Peter ten Dijke (61) zette de graven van gesneuvelde Canadese soldaten in Groningen en Drenthe op de foto voor zijn project ‘Lest We Forget’. Het project is een online database van 5629 Canadese oorlogsgraven verspreid over Nederland. Alle graven zijn zo goed mogelijk gefotografeerd en voorzien van trefwoorden, zodat nabestaanden van over de hele wereld de graven kunnen vinden.
Ten Dijke: ,,Het is een gigantisch project dat veel geld kost en ik liep tegen weerstand aan om dat rond te krijgen. Het project is uiteindelijk bijna volledig gefinancierd door Canadese partners. Op 26 maart 2017 kon ik eindelijk de eerste foto maken op de begraafplaats in Holten, vlakbij mijn eigen huis.”
Lijst met begraven militairen
,,Van de Commonwealth War Graves Commission (de organisatie die oorlogsgraven van militairen uit de Gemenebestlanden onderhoudt, red.) heb ik een lijst gekregen met alle plekken in Nederland waar militairen uit de Tweede Wereldoorlog liggen begraven,” legt Ten Dijke uit. ,,Daaruit kon ik alle Canadese jongens filteren en bleven er 180 begraafplaatsen over die ik moest bezoeken. Na een aantal proefseries kwam ik erachter dat de beste manier van fotograferen zo laag mogelijk bij de grond is. Dat betekende dus dat ik 5629 keer door mijn knieën ben gegaan. Ik hoefde afgelopen jaren in ieder geval niet naar de sportschool.”
Twee graven zijn hem in het bijzonder bijgebleven. Het zijn de graven van Canadese tweelingbroers Doug en Ernie Tod, ze waren 23 jaar toen zij sneuvelden. Ten Dijke: ,,Ik ben online opzoek gegaan naar hun verhaal en zo kwam ik uit bij een krantenartikel uit de oorlog met het bericht van overlijden van de tweelingbroers. Dat raakt je en daar word je dan wel even stil van. Dan probeer je een voorstelling te maken van hoe dat daar in Canada moet zijn geweest, toen dit telegram binnenkwam. Wat een leed deze oorlog veroorzaakt heeft, dat blijft je altijd bij.”
Flink zoeken
Het was een immens project om uit te voeren. Het kostte Ten Dijke, zonder de vele uren reistijd meegeteld, ruim 500 uur om de foto’s klaar te maken voor publicatie. Maar ook in het vinden van de graven ging soms veel tijd zitten. ,,Op de website van Commonwealth War Graves Commission staat in grote lijnen beschreven waar het graf zich bevindt,” zegt Ten Dijke. ,,Maar op sommige lokale begraafplaatsen ligt er maar één Canadees begraven, zoals in Nieuweschans. Dan ben je echt flink aan het zoeken hoor.”

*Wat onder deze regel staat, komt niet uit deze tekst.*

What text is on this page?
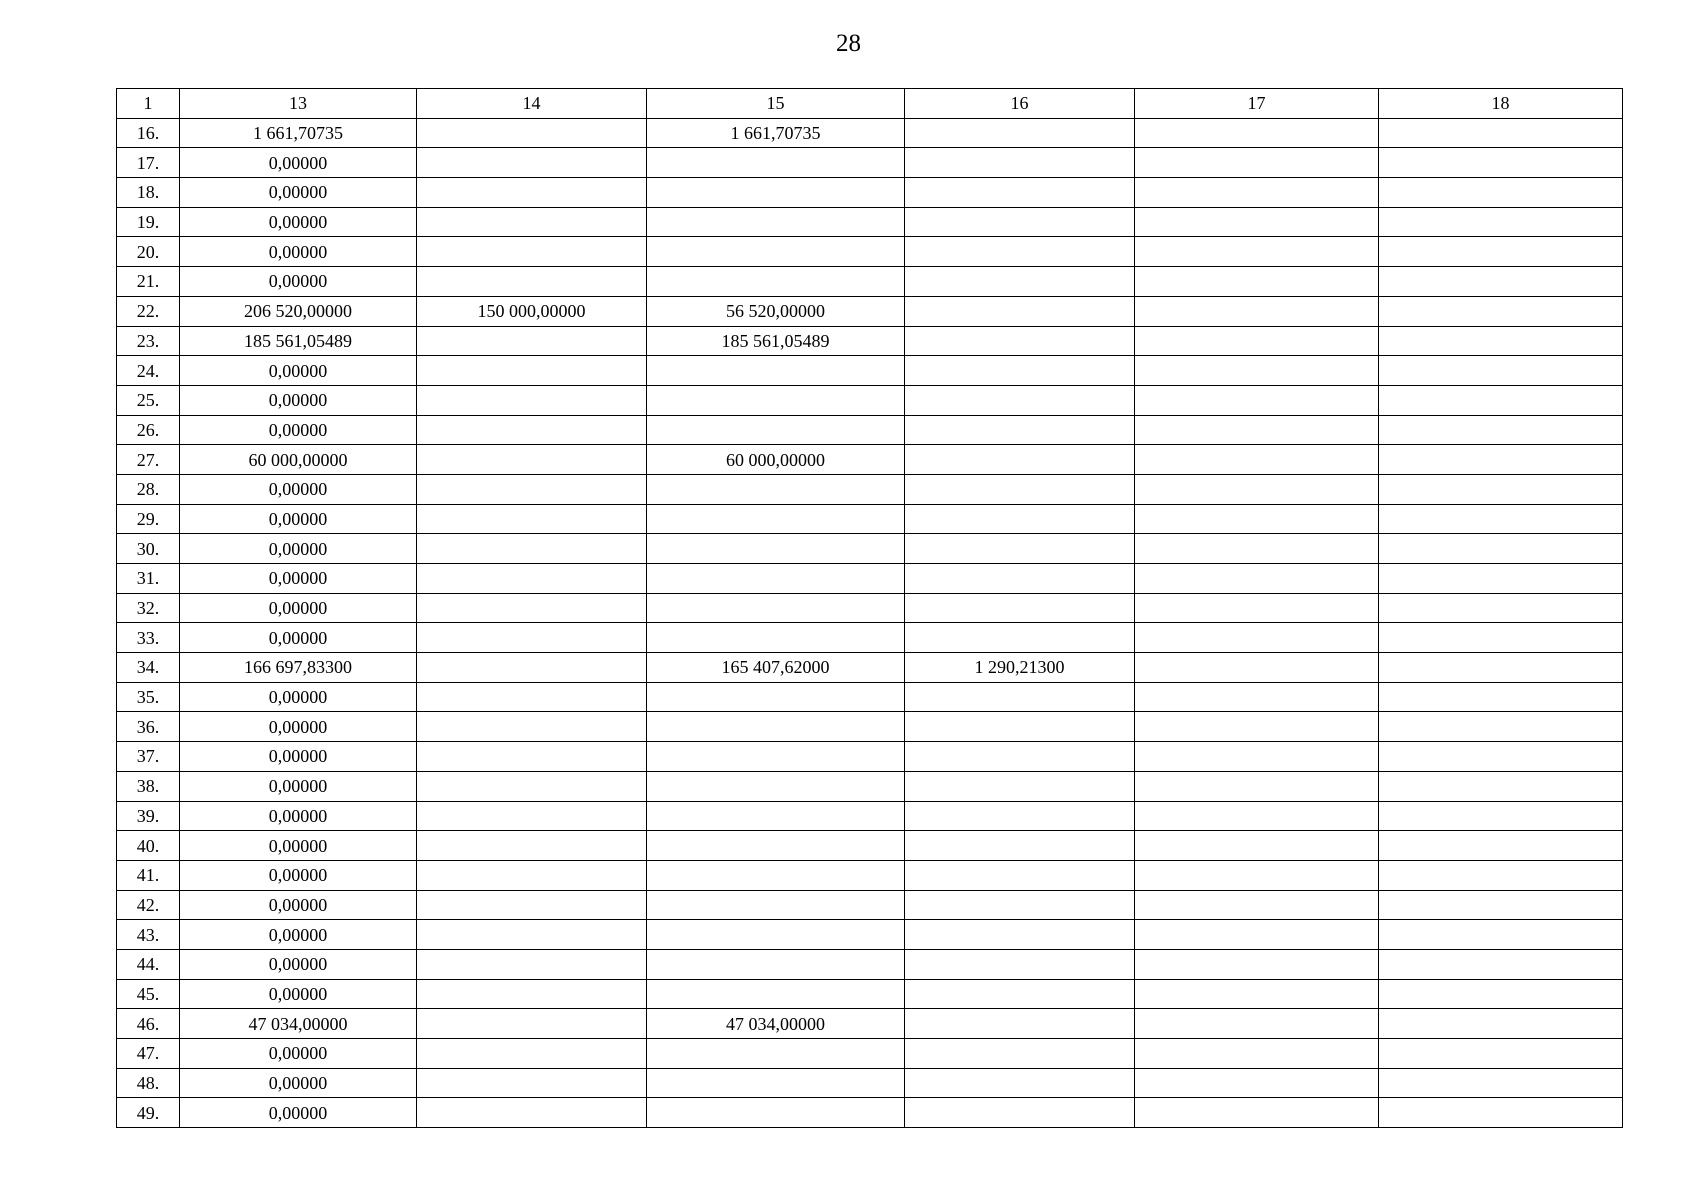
28
1	13	14	15	16	17	18
16.	1 661,70735		1 661,70735			
17.	0,00000					
18.	0,00000					
19.	0,00000					
20.	0,00000					
21.	0,00000					
22.	206 520,00000	150 000,00000	56 520,00000			
23.	185 561,05489		185 561,05489			
24.	0,00000					
25.	0,00000					
26.	0,00000					
27.	60 000,00000		60 000,00000			
28.	0,00000					
29.	0,00000					
30.	0,00000					
31.	0,00000					
32.	0,00000					
33.	0,00000					
34.	166 697,83300		165 407,62000	1 290,21300		
35.	0,00000					
36.	0,00000					
37.	0,00000					
38.	0,00000					
39.	0,00000					
40.	0,00000					
41.	0,00000					
42.	0,00000					
43.	0,00000					
44.	0,00000					
45.	0,00000					
46.	47 034,00000		47 034,00000			
47.	0,00000					
48.	0,00000					
49.	0,00000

Regelmatig krijgt Ten Dijke mails binnen van Canadese nabestaanden die de foto van een grafsteen inlijsten en thuis neerzetten. Zijn project kreeg dan ook de slogan ‘Bringing Them Home’.
Ten Dijke: ,,Als zij niet in staat zijn om vanuit Canada naar Nederland te komen om het graf te bezoeken, dan breng ik het graf middels een foto wel naar hun toe. Wanneer ik weer een bericht krijg met het levensverhaal van een van de gesneuvelde soldaten, krijg ik echt een warm gevoel. Zo heb ik toch weer een paar mensen blij kunnen maken.”
Daarnaast gelooft Ten Dijke dat dit project niet alleen voor Canadezen waardevol is. ,,Deze jongens hebben voor onze vrijheid betaald met hun leven. Ik hoop dat mensen door dit project vaker gaan nadenken over het grote offer dat hier gebracht is.”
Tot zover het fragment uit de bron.